Метод фракционирования мембранных белков одномерным электрофорезом в ПААГ в присутствии ДДС позволили разделить белки мембраны относительно их электрофоретической подвижности, и полученным фракциям белков были даны номера по мере уменьшения их молекулярной массы.

Полосы 1 и 2 Включают отдельные a- и b-субъединицы спектрина.

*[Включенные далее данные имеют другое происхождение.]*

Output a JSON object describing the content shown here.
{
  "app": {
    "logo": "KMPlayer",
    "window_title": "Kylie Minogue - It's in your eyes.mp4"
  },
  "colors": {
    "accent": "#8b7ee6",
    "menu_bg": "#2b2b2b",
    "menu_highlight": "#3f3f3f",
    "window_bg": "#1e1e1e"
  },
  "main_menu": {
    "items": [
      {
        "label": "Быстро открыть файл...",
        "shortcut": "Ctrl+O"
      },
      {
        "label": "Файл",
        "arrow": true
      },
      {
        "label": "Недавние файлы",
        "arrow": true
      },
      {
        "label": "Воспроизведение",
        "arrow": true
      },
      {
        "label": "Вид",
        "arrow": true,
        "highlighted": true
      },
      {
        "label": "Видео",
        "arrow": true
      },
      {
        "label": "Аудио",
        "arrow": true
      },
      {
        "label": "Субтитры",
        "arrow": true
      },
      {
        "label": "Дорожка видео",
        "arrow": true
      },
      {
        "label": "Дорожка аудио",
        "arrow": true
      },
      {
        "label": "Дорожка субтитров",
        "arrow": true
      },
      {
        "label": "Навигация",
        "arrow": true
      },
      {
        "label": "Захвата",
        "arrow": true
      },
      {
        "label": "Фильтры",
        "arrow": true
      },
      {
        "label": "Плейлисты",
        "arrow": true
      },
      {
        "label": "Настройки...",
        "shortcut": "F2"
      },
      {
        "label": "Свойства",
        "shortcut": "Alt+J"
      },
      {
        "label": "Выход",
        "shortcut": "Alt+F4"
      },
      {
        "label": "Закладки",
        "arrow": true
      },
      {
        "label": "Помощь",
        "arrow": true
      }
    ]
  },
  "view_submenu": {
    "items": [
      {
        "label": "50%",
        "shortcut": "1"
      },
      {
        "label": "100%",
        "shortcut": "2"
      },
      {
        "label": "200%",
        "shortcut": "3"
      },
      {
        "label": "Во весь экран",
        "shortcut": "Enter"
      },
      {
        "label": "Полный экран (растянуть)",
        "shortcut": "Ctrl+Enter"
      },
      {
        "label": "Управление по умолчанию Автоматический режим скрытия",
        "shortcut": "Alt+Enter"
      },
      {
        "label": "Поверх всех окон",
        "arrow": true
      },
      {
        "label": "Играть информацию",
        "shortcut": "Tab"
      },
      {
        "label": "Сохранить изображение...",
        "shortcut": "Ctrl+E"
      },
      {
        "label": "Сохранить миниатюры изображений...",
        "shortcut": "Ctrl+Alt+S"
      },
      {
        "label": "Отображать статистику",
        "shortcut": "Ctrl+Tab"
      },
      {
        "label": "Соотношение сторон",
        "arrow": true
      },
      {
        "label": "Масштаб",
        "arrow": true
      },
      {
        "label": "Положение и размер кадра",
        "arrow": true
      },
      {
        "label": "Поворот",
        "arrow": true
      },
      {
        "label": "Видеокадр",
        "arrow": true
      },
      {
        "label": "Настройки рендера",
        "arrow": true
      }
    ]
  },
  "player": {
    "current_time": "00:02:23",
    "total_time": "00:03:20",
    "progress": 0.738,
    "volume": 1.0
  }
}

Спектрин – основной белок цитоскелета эритроцитов. Спектрин образует двумерную сеть, к которой крепятся актиновые олигомеры. Молекула спектрина представляет собой ab-гетеродимер. По данным электронной микроскопии, гетеродимеры имеют форму изогнутых фибрилл длиной около 100 нм. Они могут принимать разные конфигурации. Каждая цепь молекулы спектрина содержит более 2000 аминокислотных остатков и состоит из линейно расположенных структурных доменов. Доменная структура была установлена с помощью анализа пептидных фрагментов субъединиц. Вторичная структура a- и b-субъединиц сходна и представляет собой a-спиральные участки, разделенные чувствительными к протеолизу b-структурами. Димеры спектрина ассоциируются с b-цепью другого димера "голова к голове". Никогда не встречаются a-a- или b-b-связи. Между димерами и тетрамерами существуют обратимые переходы, которые зависят от условий среды. При 37 °С спектрин экстрагируется из мембран эритроцитов в форме димера, при 4 °С – в форме тетрамера. При 30 и 40 °С в растворе между димерами и тетрамерами устанавливается равновесие. Так как в обычных условиях получения спектрин экстрагируется в форме тетрамера, полагали, что in vivo спектрин находится в той же форме. Электронно-микроскопический анализ свидетельствует о том, что такие олигомеры образуются в результате ассоциации 3-7 димеров спектрина. Полагают, что в эритроцитах присутствуют как олигомеры, так и тетрамеры, которые образуют двумерную сеть цитоскелета. Молекула спектрина подвергается множественному фосфорилированию, степень которого не влияет на форму эритроцитов. [5]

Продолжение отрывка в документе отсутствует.